Does it seek to invest in high quality public transport, a network of paths for walking and cycling, decentralised work hubs, pooled energy supplies and enhanced green and public places on which our best European competitors rest their economic prospectus?

Or does it gravitate towards the familiar, as so many other city deals have done, and bankroll new roads programme (which simply generate yet more traffic, congestion and air pollution), or seek to attract footloose multi-nationals?

With a bit of bolder thinking Edinburgh and its partners have an opportunity to forge a new kind of city deal. Let’s seize it.

Alison Johnstone, Green MSP for Lothian

Homeless can help to keep city streets clean

I was interested to read Cllr Dominic Heslop’s article in the Evening News (March 15), in particular with regard to his comparison of Edinburgh to Moscow and St Petersburg.

I have also made similar comparisons with regard to cleanliness when my family and I recently visited Copenhagen and Berlin. There is virtually no visible littering in these wonderful cities nor are there any ugly commercial rubbish bins.

Edinburgh is a beautiful city with the castle, palace, great swathes of open spaces, rivers, seascape, lochs, extinct volcano as well as our wonderful architecture, all of which justify our World Heritage Status.

Unfortunately all of this beauty is displayed within a backdrop of litter-strewn streets, overflowing ugly black bins sitting in prime positions, and the poor homeless people that Cllr Heslop refers to begging on the streets.

For whatever reason, they have fallen on hard times and surely we as a society need to address the situation.

Is it not possible that if our over-stretched council can’t clean the streets, we consider a sponsorship by local businesses where each of the homeless persons are given an opportunity, perhaps in the form of a contract, to keep clean a designated area and get paid from a business to do so?

The business could advertise on the barrow and the operator’s jackets and the homeless person would perhaps be able to regain some pride and get back into the workplace, get a roof over their heads and the streets would be kept clean.

This would make a start on helping the homeless, the streets would also be cleaner while advertising and promoting businesses. A little input from social services could assist in the start up of this scheme.
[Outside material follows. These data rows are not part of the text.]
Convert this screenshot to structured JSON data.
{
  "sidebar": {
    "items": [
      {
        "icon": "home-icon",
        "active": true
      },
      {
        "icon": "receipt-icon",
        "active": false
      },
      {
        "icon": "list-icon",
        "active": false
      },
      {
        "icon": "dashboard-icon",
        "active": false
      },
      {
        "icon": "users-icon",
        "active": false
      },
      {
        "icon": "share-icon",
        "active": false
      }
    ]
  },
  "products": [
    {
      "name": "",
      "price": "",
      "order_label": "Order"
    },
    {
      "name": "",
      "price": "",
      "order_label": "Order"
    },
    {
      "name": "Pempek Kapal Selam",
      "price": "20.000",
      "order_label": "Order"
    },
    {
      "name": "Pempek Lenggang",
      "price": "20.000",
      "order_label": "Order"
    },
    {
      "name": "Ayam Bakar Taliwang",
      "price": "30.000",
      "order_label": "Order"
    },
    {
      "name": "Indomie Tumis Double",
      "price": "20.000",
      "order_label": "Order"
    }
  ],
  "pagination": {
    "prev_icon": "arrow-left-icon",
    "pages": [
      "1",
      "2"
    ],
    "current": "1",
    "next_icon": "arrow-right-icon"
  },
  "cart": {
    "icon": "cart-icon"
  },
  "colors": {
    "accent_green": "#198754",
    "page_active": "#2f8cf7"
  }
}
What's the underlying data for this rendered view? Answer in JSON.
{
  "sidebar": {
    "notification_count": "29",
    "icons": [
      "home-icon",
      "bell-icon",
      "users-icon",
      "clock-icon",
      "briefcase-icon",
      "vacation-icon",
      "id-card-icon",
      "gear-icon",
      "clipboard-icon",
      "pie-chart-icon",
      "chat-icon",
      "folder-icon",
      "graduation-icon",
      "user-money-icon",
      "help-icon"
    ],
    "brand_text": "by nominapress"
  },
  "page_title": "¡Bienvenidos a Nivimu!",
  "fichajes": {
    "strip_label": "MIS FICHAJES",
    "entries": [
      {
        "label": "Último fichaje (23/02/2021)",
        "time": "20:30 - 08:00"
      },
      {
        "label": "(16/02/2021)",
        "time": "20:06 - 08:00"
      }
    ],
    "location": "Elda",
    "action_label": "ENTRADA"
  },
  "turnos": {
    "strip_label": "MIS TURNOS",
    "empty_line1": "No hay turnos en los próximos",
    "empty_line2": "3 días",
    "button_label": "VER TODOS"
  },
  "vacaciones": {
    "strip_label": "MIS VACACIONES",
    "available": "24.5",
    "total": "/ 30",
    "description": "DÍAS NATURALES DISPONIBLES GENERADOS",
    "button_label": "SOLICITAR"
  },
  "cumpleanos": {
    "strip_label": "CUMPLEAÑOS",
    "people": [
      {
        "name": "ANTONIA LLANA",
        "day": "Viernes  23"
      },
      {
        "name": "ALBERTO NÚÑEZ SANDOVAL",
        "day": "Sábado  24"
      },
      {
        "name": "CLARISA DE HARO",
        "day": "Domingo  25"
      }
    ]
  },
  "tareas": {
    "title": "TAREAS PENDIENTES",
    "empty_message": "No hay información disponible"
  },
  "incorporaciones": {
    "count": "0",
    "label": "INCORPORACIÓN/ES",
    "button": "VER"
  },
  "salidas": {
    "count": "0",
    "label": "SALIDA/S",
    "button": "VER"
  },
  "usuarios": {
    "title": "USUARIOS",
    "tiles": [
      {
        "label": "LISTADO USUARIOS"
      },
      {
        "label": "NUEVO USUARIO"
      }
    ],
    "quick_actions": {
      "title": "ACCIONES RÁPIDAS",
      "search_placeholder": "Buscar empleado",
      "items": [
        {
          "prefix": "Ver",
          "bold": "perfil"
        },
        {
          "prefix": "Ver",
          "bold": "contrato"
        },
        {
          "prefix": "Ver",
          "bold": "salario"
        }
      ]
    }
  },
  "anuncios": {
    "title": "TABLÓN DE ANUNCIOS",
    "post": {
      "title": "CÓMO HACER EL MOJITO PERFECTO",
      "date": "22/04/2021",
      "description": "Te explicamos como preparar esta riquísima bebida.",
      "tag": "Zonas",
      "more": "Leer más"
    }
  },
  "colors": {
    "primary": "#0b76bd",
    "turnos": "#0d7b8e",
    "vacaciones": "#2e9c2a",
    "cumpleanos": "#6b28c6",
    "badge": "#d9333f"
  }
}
Our homeless population and our beautiful city deserve better. I hope that Cllr Heslop is successful in persuading his colleagues from all political parties to consider the plight of those poor people and take some positive action.

RW Tait, Marchmont, Edinburgh

Time to prioritise pothole repairs

I am absolutely amazed that Edinburgh still has such a huge amount of potholes all over the city.

Your columnist Helen Martin recently returned from Berlin and said it has none and that other cities are not nearly as bad as Edinburgh. Why do other cities not have the same problem?

Part of the answer is that when the ‘repairs’ are done they are just temporary or a cheap fix.

I myself saw an incident on Palmerston Place where a repair was filled in one day and the next day it had been destroyed by a heavy lorry and was worse than useless.

Surely it is not beyond Cllr Lesley Hinds to prioritise these repairs. It must cost the council a huge amount of money on claims for cars and taxis that have been damaged due to large potholes.

The maintenance of our roads has not kept pace with the constant battle against potholes. This needs to get sorted once and for all.